In its frequent communication with revenue cycle leaders across the country, there is one area of focus that continues to cause anxiety and uncertainty: staff engagement and retention. The reasons for this are well known – ranging from an inability to compete for qualified staff, to unaligned job descriptions, hours, and pay grades within the health system itself. Even a lack of understanding among human resources regarding the need for further assessment in this arena has been raised as a barrier.
At a recent HBI Member Retreat, three groups of revenue cycle leaders from various levels and revenue cycle departments shared their challenges and successes related to staff engagement and retention. Throughout all three of these separately held discussions, three themes rang loud and clear:
1. Leaders need to spend more time actively listening to and responding to staff input.
2. Education needs to be invested in and supported, and it needs to go beyond role-specific and systems-based training.
3. Individual staff members and team successes need to be recognized and celebrated (not necessarily with dollars, but with praise, added responsibility, and more autonomy).
Leaders have noticed that today’s workforce craves engagement, but when decisions are made without notice or discussion, it can lead to speculation and hostility. Staff often grow restless in a culture where all decisions and improvements are driven from the top down.
This is especially true when employee engagement surveys show that staff feels they have worthy input, but it is not valued.

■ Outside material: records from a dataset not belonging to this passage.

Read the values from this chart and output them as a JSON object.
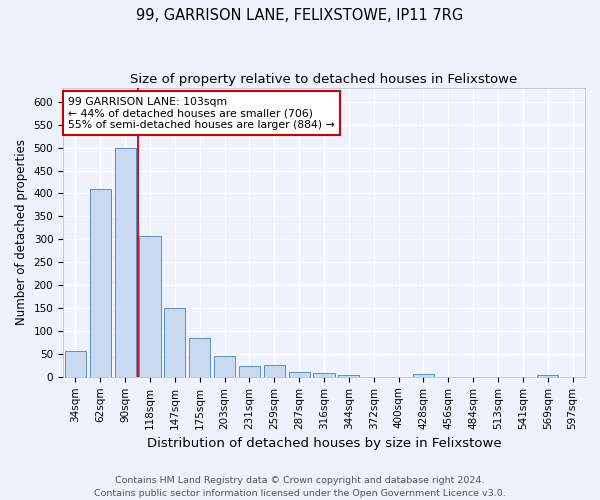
{
  "title": "99, GARRISON LANE, FELIXSTOWE, IP11 7RG",
  "subtitle": "Size of property relative to detached houses in Felixstowe",
  "xlabel": "Distribution of detached houses by size in Felixstowe",
  "ylabel": "Number of detached properties",
  "categories": [
    "34sqm",
    "62sqm",
    "90sqm",
    "118sqm",
    "147sqm",
    "175sqm",
    "203sqm",
    "231sqm",
    "259sqm",
    "287sqm",
    "316sqm",
    "344sqm",
    "372sqm",
    "400sqm",
    "428sqm",
    "456sqm",
    "484sqm",
    "513sqm",
    "541sqm",
    "569sqm",
    "597sqm"
  ],
  "values": [
    57,
    410,
    500,
    307,
    150,
    84,
    45,
    24,
    25,
    10,
    8,
    5,
    0,
    0,
    6,
    0,
    0,
    0,
    0,
    5,
    0
  ],
  "bar_color": "#c9d9f0",
  "bar_edge_color": "#5b8fc9",
  "red_line_x": 2.5,
  "annotation_text": "99 GARRISON LANE: 103sqm\n← 44% of detached houses are smaller (706)\n55% of semi-detached houses are larger (884) →",
  "annotation_box_color": "white",
  "annotation_box_edge": "#cc0000",
  "footer_line1": "Contains HM Land Registry data © Crown copyright and database right 2024.",
  "footer_line2": "Contains public sector information licensed under the Open Government Licence v3.0.",
  "background_color": "#eef2fc",
  "ylim": [
    0,
    630
  ],
  "yticks": [
    0,
    50,
    100,
    150,
    200,
    250,
    300,
    350,
    400,
    450,
    500,
    550,
    600
  ],
  "grid_color": "#ffffff",
  "title_fontsize": 10.5,
  "subtitle_fontsize": 9.5,
  "xlabel_fontsize": 9.5,
  "ylabel_fontsize": 8.5,
  "tick_fontsize": 7.5,
  "annot_fontsize": 7.8,
  "footer_fontsize": 6.8
}
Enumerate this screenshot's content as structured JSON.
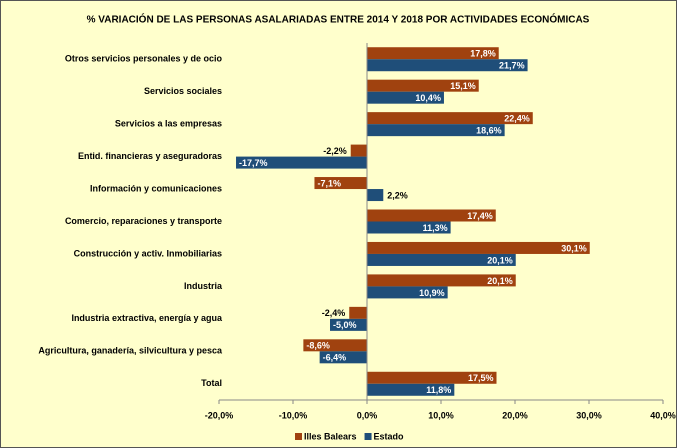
{
  "chart_data": {
    "type": "hbar",
    "title": "% VARIACIÓN DE LAS PERSONAS ASALARIADAS ENTRE 2014 Y 2018 POR ACTIVIDADES ECONÓMICAS",
    "categories": [
      "Otros servicios personales y de ocio",
      "Servicios sociales",
      "Servicios a las empresas",
      "Entid. financieras y aseguradoras",
      "Información y comunicaciones",
      "Comercio, reparaciones y transporte",
      "Construcción y activ. Inmobiliarias",
      "Industria",
      "Industria extractiva, energía y agua",
      "Agricultura, ganadería, silvicultura y pesca",
      "Total"
    ],
    "series": [
      {
        "name": "Illes Balears",
        "color": "#a0420f",
        "values": [
          17.8,
          15.1,
          22.4,
          -2.2,
          -7.1,
          17.4,
          30.1,
          20.1,
          -2.4,
          -8.6,
          17.5
        ],
        "value_labels": [
          "17,8%",
          "15,1%",
          "22,4%",
          "-2,2%",
          "-7,1%",
          "17,4%",
          "30,1%",
          "20,1%",
          "-2,4%",
          "-8,6%",
          "17,5%"
        ]
      },
      {
        "name": "Estado",
        "color": "#1f4e79",
        "values": [
          21.7,
          10.4,
          18.6,
          -17.7,
          2.2,
          11.3,
          20.1,
          10.9,
          -5.0,
          -6.4,
          11.8
        ],
        "value_labels": [
          "21,7%",
          "10,4%",
          "18,6%",
          "-17,7%",
          "2,2%",
          "11,3%",
          "20,1%",
          "10,9%",
          "-5,0%",
          "-6,4%",
          "11,8%"
        ]
      }
    ],
    "xlim": [
      -20,
      40
    ],
    "xticks": [
      {
        "value": -20,
        "label": "-20,0%"
      },
      {
        "value": -10,
        "label": "-10,0%"
      },
      {
        "value": 0,
        "label": "0,0%"
      },
      {
        "value": 10,
        "label": "10,0%"
      },
      {
        "value": 20,
        "label": "20,0%"
      },
      {
        "value": 30,
        "label": "30,0%"
      },
      {
        "value": 40,
        "label": "40,0%"
      }
    ],
    "grid": false,
    "legend": "bottom"
  }
}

Transparency is not just for patients. Staff needs to see that leaders can talk openly about vulnerabilities, provide honest communication about current issues, and recognize both wins and losses. Staff may be suspicious of “talking points” do not seem sincere, and their trust must be earned regardless of hierarchy or title. Staff also want to be involved and allowed to share their front-line findings. And when they say something is broken, they want to know they were heard and that something will be done in response.

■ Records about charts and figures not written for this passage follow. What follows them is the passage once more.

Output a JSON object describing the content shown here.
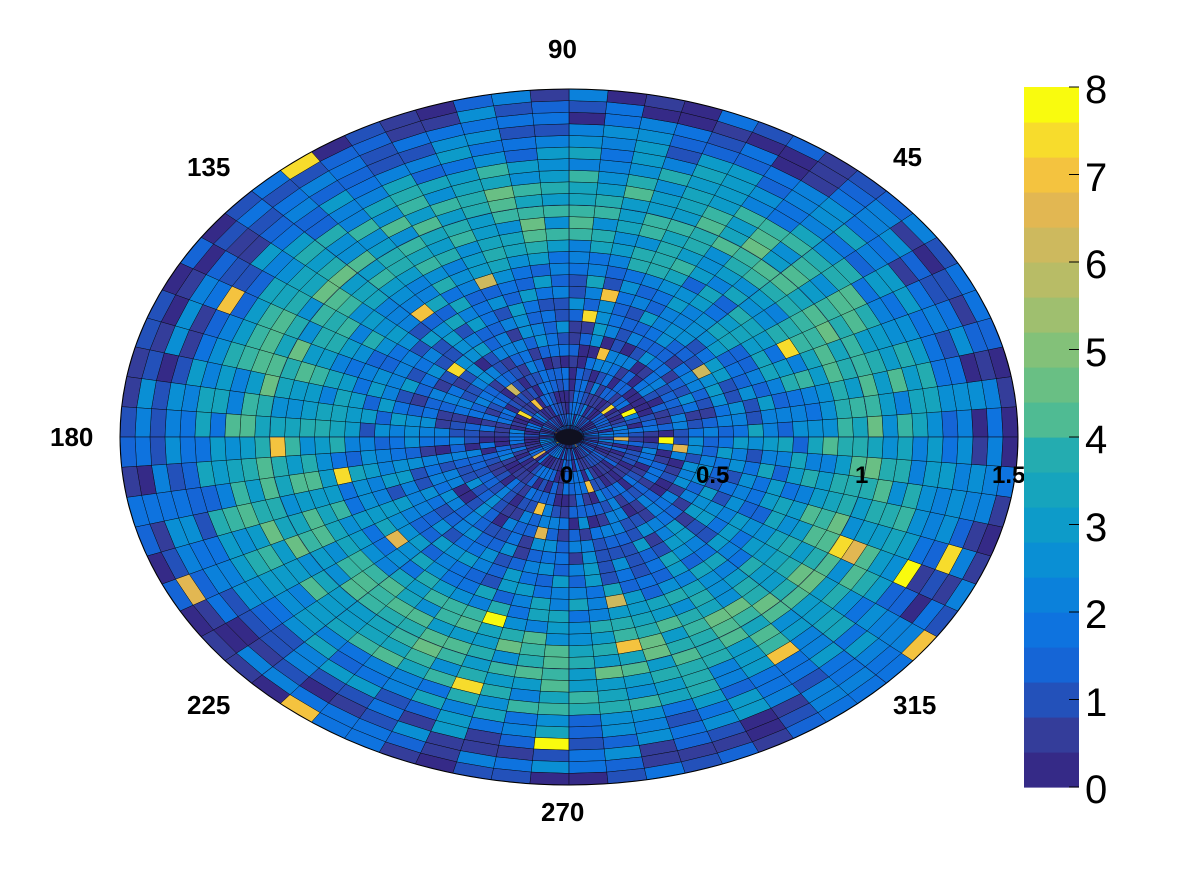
{
  "chart_data": {
    "type": "heatmap",
    "projection": "polar",
    "title": "",
    "theta_unit": "degrees",
    "theta_range": [
      0,
      360
    ],
    "theta_bins": 72,
    "r_range": [
      0,
      1.5
    ],
    "r_bins": 30,
    "z_range": [
      0,
      8
    ],
    "z_levels": 20,
    "angle_labels": [
      "0",
      "45",
      "90",
      "135",
      "180",
      "225",
      "270",
      "315"
    ],
    "radial_labels": [
      "0",
      "0.5",
      "1",
      "1.5"
    ],
    "z_ticks": [
      "0",
      "1",
      "2",
      "3",
      "4",
      "5",
      "6",
      "7",
      "8"
    ],
    "palette": [
      "#352a87",
      "#343d9a",
      "#2351ba",
      "#1565d6",
      "#0e73df",
      "#0b81db",
      "#0a8fd4",
      "#0d9bc9",
      "#16a4bd",
      "#24acb0",
      "#38b5a3",
      "#4fbb93",
      "#69bf84",
      "#83c179",
      "#9fbf6f",
      "#b8bc66",
      "#cdb95e",
      "#e2b752",
      "#f4c33f",
      "#f7dc2c",
      "#f9fb0e"
    ],
    "cell_grid_color": "#000000",
    "intensity_profile": "counts peak near r ≈ 1.0, lower toward the center and the rim; sparse outliers reach 7–8",
    "colorbar": "right"
  }
}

To foster trust and transparency between leadership and staff, revenue cycle departments are discussing employee satisfaction survey results openly as a team. Besides, leaders are scheduling more one-on-one time with staff as a separate avenue of feedback and as a way to ask staff “what would you do?” or even “what would you fix?” Forums are also being developed in which staff can submit project improvement proposals or present their ideas to C-suite executives. In some cases, leaders are even spending a certain amount of hours each month on the front lines or designating a space to work amongst their staff as schedules allow.

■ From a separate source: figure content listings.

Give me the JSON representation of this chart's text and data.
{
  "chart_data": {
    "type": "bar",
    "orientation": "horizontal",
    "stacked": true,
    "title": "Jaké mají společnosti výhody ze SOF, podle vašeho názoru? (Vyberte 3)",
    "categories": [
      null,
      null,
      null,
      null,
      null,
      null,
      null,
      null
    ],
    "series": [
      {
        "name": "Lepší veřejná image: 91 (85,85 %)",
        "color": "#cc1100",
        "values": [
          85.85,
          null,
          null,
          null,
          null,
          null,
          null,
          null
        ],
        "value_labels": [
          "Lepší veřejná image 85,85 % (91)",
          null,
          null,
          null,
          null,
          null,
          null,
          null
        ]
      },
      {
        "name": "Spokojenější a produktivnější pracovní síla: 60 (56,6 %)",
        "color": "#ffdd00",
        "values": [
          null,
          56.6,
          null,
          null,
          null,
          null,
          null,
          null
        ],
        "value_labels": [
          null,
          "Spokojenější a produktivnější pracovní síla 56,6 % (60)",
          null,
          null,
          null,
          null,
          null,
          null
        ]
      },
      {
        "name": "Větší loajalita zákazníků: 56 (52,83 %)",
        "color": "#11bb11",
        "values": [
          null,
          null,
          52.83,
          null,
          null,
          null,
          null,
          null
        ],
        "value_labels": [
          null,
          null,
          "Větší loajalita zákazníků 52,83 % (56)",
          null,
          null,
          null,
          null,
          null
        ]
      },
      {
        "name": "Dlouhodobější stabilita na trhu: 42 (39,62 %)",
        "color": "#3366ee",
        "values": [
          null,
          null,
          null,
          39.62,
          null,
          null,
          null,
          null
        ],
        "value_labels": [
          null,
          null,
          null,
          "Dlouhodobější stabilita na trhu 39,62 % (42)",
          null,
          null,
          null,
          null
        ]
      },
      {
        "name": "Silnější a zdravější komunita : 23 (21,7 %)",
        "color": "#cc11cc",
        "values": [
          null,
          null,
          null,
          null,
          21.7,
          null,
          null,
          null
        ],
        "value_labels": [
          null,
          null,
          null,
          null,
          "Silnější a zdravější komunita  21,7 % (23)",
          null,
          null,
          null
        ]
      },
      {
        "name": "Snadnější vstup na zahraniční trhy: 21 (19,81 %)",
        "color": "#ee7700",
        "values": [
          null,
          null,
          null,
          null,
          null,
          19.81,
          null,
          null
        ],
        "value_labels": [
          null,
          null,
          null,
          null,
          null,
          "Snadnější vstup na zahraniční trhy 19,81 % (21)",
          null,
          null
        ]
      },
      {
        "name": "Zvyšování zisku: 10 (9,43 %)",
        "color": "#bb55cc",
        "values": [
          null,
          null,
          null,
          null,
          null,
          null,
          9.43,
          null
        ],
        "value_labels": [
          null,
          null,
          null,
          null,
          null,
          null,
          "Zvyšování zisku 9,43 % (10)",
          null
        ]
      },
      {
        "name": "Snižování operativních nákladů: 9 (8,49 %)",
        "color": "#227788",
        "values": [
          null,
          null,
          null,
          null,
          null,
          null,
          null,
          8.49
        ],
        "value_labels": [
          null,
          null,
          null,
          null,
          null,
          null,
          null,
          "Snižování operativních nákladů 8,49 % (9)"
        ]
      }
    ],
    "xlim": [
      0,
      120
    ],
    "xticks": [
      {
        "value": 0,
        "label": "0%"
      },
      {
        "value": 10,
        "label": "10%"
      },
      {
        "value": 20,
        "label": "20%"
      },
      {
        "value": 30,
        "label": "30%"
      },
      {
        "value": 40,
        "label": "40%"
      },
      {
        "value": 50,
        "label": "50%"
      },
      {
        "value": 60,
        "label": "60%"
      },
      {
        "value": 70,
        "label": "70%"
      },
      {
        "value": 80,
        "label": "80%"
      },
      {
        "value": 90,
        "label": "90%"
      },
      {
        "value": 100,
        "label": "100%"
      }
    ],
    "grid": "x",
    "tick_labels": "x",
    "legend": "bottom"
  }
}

Leaders also shared the feeling that internal education is not always supported at the highest level of the organization and often at risk when margins or budgets get tight. Yet, cutting educational offerings can have negative implications for productivity, quality, and the ability for staff to grow successfully into their roles. Additionally, there is still a reliance on promoting and rewarding knowledge, skill, or tenure, but not the capability to lead or motivate others. In many cases, someone who does not manage others well is given direct reports, causing morale to suffer, or they may have great potential to be wonderful leaders if only given some training and mentorship.
To provide a greater level of support and education, organizations are building programs that teach staff their value, their impact throughout the revenue cycle, and their influence on the patient experience. Training on how to communicate both with patients as well as other staff is also being emphasized, in addition to trainings on concepts like active listening, demonstrating empathy, and how to accommodate varying personality types. In addition to expanding the scope of training, many leaders are also diversifying training methods, opting for more videos, activities and games, and role-playing scenarios mixed with classroom learning or online modules.
Studies evaluating the impact of recognition on job satisfaction are not new but often tell a similar story. This type of motivation, including the ability to earn added responsibility, influences how an employee views their job and employer more than policies, management, working conditions, or even salary. These studies may define “recognition” somewhat differently, perhaps even counting employees gaining more autonomy over their work, having them take on more ownership of a task, giving authority over the growth of others, and even just the ability to view reports without their leaders as forms of recognition. In providing these tokens of acknowledgment, whether large or small, leaders are likely to have a longer-lasting effect on staff perception—and therefore, quality and productivity.
To better recognize staff, leaders are implementing staff-nominated awards that come with rewards such as celebrations, gift cards, or even a bonus. Often, such awards were based on a theme like teamwork, quality, or “joyful service.” Career ladders prove to be imperative to all three of the themes addressed above, as they blend staff education and development with increasing compensation, title advancement, and a structured way to take on more responsibility. Last, leaders reminded each other to keep themselves and other levels of management accountable for employee recognition and engagement efforts by tying employee engagement scores to their annual performance rating.